Hi,
I did a search in this forum for the word "Loudness" and came up with zero.
It would be great to see a variable Fletcher-Munson Loudness Control / Plugin for MC14.
Does anyone remember this? It’s not even that “old”? I’m only 35!
In my opinion, this is a major and wonderful function for home audio music playback that existed on almost all decent stereo sets for about 40 years (?) and has mysteriously disappeared from the front panels, manuals and "general knowledge" it seems.
To be clear, this is a function separate from Volume ... although dependant on Volume. This also is not to be confused with “loudness” achieved through compression, multi-band or otherwise.
It is a volume-affected, variable compensation for the Fletcher–Munson Loudness Curve - in short that human hearing has different frequency responses at different SPL(s).
http://en.wikipedia.org/wiki/Fletcher%E2%80%93Munson_curvesIn practical application, there used to be a switch on stereos that would say "Loudness" and the circuit, when engaged, would overlay a compensating (opposite) curve - in step with the Volume setting and the amount of Fletcher-Munson effect at that volume level.
On more sophisticated sets, there used to be a Variable Loudness control – with a “default” position marked, but allowing the user to “dial in” the amount of compensation.
I’m not sure how these ubiquitous circuits knew the actual SPL in the room (they couldn’t have), but there must have been some brackets established arbitrarily, based on typical consumer loudspeaker sensitivities etc. And the Variable Loudness made it possible to be more accurate, I guess. Maybe it's simpler.
Indeed, some MC14 users might be piping their soundcard’s analog output through an integrated amp or receiver that has a Loudness control. However, in the last 15-17 years or so, across all the major brands, the function seems to have disappeared, and it would be great to enforce it right in MC14, to taste (variable).
Many users surely run straight into amplified speakers, or a pure amp, too.

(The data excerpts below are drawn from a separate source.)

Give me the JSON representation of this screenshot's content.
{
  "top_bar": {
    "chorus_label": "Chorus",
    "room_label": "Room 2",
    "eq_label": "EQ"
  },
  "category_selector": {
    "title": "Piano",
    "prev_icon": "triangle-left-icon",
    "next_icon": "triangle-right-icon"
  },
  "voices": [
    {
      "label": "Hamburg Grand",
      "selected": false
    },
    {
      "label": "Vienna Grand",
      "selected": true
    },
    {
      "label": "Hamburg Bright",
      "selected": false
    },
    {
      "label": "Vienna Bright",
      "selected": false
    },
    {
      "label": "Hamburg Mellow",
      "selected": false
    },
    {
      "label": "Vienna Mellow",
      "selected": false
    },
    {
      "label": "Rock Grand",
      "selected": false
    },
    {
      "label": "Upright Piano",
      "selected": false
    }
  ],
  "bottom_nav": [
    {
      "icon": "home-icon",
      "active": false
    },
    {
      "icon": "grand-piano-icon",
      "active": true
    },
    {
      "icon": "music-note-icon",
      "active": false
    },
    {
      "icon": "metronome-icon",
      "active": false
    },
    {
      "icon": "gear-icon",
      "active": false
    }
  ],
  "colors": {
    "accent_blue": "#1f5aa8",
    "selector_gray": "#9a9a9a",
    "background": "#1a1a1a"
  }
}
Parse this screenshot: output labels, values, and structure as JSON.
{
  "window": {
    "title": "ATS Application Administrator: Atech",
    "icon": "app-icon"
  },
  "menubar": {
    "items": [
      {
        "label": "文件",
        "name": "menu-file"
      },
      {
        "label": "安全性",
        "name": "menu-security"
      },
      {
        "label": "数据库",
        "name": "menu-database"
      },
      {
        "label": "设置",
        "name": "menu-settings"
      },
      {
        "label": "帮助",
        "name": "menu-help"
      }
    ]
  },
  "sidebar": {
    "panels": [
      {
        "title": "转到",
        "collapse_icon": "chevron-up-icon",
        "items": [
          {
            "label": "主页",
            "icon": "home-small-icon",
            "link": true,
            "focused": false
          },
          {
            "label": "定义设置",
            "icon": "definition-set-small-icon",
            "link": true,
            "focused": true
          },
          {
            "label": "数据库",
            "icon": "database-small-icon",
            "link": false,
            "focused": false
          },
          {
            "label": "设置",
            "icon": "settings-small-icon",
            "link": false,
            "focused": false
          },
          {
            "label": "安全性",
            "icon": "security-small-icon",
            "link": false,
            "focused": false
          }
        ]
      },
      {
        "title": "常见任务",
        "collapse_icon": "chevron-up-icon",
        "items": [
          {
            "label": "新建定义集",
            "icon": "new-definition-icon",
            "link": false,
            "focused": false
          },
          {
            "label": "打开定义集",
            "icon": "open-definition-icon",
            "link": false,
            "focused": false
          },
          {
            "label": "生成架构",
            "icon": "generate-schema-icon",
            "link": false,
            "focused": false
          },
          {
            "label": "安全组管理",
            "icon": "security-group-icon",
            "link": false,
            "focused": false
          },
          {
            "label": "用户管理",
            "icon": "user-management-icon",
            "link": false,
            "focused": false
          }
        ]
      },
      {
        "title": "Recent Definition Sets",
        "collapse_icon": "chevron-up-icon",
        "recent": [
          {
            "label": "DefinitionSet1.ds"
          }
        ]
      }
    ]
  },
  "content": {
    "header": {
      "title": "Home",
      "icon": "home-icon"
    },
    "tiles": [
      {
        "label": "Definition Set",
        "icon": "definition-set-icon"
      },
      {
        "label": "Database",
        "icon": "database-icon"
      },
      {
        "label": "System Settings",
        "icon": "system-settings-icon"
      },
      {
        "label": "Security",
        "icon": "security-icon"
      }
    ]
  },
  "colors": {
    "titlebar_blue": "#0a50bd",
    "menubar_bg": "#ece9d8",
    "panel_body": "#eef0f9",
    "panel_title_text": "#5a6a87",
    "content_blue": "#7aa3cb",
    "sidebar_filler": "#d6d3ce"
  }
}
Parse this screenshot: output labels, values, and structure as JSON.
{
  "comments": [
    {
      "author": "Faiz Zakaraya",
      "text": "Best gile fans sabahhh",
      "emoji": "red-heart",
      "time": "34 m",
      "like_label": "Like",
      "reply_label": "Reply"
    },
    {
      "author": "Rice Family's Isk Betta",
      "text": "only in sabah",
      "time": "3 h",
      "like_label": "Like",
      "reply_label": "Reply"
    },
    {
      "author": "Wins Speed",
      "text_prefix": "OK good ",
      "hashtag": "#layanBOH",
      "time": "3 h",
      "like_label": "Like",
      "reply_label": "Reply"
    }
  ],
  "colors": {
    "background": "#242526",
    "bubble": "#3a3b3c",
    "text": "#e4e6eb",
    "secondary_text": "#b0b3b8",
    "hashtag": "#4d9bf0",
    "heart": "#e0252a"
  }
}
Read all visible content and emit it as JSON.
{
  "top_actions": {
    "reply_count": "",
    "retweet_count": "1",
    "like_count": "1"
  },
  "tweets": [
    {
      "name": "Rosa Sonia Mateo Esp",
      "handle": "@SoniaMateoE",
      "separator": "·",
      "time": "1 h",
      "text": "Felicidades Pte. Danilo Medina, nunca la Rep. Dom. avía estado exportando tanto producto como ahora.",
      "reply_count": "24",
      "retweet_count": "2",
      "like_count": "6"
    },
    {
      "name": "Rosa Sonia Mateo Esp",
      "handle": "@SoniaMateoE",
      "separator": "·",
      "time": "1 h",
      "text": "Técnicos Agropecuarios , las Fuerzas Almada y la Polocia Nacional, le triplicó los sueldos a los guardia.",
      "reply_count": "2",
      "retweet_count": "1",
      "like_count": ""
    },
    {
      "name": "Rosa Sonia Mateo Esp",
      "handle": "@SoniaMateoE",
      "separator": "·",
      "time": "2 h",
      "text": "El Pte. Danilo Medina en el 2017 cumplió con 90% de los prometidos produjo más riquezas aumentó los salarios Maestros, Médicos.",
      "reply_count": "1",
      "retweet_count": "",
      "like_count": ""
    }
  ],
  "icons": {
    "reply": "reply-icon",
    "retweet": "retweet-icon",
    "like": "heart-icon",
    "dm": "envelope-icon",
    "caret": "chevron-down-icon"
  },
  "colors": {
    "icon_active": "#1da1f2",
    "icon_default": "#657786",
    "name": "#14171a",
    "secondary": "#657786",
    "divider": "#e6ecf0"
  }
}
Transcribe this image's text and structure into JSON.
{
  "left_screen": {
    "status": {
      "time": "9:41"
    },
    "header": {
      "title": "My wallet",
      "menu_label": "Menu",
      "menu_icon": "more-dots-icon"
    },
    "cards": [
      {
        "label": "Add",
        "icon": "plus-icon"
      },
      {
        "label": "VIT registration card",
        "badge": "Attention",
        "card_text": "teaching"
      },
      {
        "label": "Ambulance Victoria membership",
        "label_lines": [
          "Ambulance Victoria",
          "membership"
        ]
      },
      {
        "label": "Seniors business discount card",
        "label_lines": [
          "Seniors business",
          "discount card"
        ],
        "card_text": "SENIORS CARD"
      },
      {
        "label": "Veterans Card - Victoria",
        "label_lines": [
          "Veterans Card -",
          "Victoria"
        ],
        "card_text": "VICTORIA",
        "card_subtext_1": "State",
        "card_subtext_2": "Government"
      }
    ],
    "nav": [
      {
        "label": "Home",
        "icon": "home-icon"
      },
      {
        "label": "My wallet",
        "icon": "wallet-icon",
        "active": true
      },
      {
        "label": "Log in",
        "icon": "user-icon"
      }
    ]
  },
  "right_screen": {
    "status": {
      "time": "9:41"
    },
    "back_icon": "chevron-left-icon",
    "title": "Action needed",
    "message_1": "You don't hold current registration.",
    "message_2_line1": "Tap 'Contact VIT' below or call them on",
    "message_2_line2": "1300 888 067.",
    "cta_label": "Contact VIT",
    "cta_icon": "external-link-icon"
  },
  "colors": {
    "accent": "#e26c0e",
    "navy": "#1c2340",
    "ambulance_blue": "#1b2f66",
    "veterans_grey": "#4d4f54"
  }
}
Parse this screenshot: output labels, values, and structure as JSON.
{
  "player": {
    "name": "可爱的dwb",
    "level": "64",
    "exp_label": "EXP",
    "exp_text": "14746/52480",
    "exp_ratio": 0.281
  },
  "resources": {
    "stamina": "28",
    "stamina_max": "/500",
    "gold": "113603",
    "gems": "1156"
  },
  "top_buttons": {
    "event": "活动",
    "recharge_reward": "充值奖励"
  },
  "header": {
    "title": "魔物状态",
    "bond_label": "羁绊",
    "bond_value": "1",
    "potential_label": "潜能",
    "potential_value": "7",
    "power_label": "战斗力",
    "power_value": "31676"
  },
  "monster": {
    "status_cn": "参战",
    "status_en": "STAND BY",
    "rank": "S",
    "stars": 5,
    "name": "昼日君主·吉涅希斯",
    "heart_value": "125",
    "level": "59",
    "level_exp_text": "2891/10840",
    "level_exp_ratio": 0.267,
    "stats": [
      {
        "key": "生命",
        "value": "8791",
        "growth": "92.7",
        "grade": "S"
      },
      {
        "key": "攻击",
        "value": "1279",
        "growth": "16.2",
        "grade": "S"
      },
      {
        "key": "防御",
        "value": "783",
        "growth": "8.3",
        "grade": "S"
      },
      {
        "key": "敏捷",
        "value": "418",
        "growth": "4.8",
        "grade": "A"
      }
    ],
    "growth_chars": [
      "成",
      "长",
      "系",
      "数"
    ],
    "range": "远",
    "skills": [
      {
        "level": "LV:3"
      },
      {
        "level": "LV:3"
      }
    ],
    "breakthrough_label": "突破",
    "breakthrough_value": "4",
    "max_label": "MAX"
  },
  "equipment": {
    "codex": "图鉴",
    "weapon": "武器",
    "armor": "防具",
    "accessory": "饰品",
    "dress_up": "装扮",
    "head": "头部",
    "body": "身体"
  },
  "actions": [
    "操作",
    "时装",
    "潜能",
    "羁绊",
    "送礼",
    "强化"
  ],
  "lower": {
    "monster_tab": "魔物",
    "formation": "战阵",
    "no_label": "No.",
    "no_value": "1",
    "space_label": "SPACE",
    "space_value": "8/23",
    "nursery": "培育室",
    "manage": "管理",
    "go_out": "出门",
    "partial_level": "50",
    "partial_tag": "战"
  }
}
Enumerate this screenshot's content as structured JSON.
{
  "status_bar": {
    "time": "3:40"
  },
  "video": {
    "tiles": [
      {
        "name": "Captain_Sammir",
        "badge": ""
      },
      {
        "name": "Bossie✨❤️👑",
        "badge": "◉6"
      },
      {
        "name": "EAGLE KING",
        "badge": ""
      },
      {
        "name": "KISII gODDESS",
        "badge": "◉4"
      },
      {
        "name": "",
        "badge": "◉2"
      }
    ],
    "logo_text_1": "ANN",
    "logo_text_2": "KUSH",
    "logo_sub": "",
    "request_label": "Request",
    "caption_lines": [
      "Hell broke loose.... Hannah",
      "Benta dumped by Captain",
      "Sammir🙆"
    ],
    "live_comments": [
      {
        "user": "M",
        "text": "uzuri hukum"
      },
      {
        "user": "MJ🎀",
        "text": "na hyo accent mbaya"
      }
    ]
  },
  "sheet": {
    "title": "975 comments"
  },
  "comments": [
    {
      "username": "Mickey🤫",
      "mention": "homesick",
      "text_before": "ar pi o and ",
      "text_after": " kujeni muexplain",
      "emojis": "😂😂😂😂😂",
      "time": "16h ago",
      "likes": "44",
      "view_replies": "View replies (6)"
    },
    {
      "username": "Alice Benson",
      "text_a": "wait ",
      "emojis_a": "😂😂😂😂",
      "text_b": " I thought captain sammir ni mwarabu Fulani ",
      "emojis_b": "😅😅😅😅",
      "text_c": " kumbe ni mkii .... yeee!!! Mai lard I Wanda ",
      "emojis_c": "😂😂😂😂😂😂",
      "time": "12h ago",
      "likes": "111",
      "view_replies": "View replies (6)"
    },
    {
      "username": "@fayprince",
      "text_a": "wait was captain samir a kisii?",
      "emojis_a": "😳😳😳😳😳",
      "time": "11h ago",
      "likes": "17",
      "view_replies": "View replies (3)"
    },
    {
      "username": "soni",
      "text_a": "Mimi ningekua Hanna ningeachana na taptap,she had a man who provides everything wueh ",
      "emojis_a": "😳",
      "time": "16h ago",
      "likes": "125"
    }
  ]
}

There may be some controversy over whether this is relevant given today’s technologies – and there may be something I’m missing here about why “Loudness” has disappeared.
That aside, it was always a great, quick way to bring fullness, clarity and more fun
to tons of recorded music and playback environments. Objective or Subjective ... it was a fun and effective tool!
Enough promoting now ... anyone want to pick up this idea? I’m no programmer.